Part of this work has been learning to do what’s sustainable. Sustainability, especially as a disabled person, is vital, occasionally unpredictable, and entirely dependent on the individual, the day, and your personal circle of support. We cannot effectively organize or protect ourselves if we’re burnt out. We cannot do everything alone and expect to not burn out. Measuring what you’re capable of doing long term is a learning process and a skill. Do not feel bad if you’re bad at it right now. This is a skill you can hone. A skill that takes time and patience to hone. It is not an innate property of the universe.

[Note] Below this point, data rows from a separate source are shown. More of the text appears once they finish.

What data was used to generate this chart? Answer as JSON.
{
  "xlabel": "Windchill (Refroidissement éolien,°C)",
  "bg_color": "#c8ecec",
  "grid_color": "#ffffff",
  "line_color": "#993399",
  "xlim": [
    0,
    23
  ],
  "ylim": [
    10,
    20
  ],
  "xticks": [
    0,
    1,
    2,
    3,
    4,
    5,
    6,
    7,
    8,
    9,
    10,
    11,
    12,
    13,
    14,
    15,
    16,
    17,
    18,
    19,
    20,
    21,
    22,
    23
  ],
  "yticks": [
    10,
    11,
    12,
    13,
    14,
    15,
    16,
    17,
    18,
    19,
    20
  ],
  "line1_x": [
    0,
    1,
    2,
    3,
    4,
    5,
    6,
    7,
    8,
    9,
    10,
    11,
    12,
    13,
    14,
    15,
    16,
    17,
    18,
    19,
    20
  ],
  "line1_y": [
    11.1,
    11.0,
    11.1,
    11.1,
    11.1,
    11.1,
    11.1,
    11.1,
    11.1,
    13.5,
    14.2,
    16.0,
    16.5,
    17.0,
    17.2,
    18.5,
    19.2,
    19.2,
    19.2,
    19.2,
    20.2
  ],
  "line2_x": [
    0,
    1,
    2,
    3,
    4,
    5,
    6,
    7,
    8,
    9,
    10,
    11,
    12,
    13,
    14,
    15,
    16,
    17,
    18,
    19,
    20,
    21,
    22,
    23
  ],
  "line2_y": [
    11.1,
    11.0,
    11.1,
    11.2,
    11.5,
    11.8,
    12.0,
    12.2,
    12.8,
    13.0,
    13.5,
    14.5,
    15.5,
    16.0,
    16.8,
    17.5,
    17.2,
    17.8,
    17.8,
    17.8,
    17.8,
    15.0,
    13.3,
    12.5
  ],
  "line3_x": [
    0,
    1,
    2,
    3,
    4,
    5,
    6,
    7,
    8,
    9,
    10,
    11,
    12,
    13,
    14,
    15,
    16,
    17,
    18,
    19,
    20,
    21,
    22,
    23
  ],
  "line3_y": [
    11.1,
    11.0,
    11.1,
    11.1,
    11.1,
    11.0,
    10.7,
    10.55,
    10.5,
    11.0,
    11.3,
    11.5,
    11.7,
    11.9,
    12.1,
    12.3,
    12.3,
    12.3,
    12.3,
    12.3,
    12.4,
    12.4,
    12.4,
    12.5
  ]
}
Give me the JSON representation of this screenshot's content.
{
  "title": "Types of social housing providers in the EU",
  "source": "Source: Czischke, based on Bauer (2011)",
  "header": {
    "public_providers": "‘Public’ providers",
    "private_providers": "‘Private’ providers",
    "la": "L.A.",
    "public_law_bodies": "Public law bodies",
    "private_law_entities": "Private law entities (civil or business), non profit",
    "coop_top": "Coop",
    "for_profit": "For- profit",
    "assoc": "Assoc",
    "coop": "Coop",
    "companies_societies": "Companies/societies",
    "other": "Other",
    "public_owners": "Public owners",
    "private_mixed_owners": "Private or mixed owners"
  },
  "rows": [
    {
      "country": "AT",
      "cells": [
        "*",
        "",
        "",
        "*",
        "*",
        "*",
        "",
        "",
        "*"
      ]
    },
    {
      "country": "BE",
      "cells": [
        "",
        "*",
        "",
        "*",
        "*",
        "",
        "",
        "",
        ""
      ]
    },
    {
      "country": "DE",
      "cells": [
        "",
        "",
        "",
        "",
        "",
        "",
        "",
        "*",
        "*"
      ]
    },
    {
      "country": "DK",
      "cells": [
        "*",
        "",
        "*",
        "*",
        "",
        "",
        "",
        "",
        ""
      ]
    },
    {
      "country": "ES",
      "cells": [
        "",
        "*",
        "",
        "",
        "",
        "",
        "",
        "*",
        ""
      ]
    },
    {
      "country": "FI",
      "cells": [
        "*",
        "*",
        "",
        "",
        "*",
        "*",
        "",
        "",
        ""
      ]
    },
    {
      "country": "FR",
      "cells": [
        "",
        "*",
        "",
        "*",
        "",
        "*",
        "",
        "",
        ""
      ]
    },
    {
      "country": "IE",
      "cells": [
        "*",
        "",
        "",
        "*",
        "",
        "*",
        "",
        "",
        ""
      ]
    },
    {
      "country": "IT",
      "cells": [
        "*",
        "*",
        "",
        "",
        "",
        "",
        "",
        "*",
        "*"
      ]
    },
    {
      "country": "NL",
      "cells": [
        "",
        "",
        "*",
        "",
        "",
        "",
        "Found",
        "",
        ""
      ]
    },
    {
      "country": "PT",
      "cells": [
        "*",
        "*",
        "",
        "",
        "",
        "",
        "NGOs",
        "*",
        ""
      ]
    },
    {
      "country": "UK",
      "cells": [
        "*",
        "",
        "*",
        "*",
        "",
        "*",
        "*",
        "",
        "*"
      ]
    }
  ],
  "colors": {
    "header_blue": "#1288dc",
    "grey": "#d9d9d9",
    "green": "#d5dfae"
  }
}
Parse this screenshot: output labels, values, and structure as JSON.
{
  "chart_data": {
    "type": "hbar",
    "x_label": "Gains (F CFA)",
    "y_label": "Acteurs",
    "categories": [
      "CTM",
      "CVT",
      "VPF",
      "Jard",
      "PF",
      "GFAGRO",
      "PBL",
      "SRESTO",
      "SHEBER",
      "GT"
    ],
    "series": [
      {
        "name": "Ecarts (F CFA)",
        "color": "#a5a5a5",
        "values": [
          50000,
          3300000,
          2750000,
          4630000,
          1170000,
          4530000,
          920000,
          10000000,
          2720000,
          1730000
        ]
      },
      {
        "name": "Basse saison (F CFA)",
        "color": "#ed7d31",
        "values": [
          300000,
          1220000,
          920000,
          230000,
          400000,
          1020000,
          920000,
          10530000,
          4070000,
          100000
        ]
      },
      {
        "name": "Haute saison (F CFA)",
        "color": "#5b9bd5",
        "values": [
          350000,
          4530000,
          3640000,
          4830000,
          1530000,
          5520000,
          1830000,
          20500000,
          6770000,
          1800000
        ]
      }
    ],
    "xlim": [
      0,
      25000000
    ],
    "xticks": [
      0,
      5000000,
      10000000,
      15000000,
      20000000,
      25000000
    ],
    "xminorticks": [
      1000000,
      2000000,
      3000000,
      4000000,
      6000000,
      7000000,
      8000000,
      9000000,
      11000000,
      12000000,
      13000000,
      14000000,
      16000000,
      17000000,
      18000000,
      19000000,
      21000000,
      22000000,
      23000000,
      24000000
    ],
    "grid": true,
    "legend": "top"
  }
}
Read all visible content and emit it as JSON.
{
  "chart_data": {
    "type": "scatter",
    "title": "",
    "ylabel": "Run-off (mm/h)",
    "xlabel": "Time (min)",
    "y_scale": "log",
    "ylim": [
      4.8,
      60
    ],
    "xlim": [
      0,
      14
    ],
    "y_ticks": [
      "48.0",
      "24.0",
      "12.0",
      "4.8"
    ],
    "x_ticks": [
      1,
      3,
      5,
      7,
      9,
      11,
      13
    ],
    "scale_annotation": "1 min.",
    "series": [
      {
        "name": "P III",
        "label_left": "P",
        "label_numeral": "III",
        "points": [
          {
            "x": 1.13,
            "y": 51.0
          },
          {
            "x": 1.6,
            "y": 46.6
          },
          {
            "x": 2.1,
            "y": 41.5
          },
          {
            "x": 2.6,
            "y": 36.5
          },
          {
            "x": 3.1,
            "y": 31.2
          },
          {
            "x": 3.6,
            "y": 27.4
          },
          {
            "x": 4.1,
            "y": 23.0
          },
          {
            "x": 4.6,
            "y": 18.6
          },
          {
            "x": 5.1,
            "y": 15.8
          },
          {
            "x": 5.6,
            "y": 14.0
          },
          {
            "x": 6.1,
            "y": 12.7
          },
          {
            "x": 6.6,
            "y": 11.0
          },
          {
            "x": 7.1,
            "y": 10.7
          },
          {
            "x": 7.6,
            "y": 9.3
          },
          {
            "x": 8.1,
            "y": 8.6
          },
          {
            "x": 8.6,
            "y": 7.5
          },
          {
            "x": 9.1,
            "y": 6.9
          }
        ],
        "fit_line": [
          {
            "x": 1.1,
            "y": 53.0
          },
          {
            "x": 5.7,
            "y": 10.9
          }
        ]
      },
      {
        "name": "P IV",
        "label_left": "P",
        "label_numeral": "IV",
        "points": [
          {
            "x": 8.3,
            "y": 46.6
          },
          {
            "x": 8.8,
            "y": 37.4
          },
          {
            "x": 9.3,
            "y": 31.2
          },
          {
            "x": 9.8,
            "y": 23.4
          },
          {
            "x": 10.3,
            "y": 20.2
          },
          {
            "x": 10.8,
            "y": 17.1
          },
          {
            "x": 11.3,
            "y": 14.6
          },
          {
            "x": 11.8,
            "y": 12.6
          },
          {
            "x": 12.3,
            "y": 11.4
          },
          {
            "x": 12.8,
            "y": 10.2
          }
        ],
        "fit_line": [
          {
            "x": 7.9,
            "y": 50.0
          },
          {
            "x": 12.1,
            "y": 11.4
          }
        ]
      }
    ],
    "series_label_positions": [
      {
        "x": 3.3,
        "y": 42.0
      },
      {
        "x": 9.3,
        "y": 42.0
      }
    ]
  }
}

Much of the work behind resisting fascistic rule begins with learning skills. Both the emotional— effectively communicating, advocating for yourself and others, having compassion for people you don't know, putting aside pride for the sake of uplifting others, taking pride in your accomplishments— and logistical— how to disseminate information, identifying and meeting the needs of the situation, pivoting when circumstances change, street medic training, how systems of power work. This is all honed with practice. Then you get into direct action: this is effective protest, sit-ins, civil disobedience, targeted and focused boycotts, strikes. This is what people think of when you mention political activism and its the overt displays of political and economic power from the people. Mutual aid has been the popularized term for the supportive work that maintains society and uplifts people oppressed by systems of oppression. This is your food shelves, your benefit shows, bail funds, gathering materials to keep your neighbors warm and fed, carpools and caravans for getting folks care in other states or escaping violence, supply runs for neighbors in hiding, patrolling known areas where prisons dump newly released detainees without resources, neighborhood watches, aftercare for victims of assault and violence and prison systems. Even the invisible labor of holding space is vital to the longevity of any movement: these are the people who feed the activists, people who hold space for friends or community to meet and talk, people who take on and assist with funeral preparations for the fellows we’ve lost, the people who mediate when conflict arises within our own ranks.
You are not meant to do all this work alone. In fact, none of the actions here are meant to be organized and run and carried out by a single person. Communities are made of dozens, if not hundreds of people. Organizations, no matter how grassroots, rely on multiple members all playing different but incredibly important parts. Our power is not individual, it's in collective care. Trust when your body tells you you’re doing enough, because I promise you are.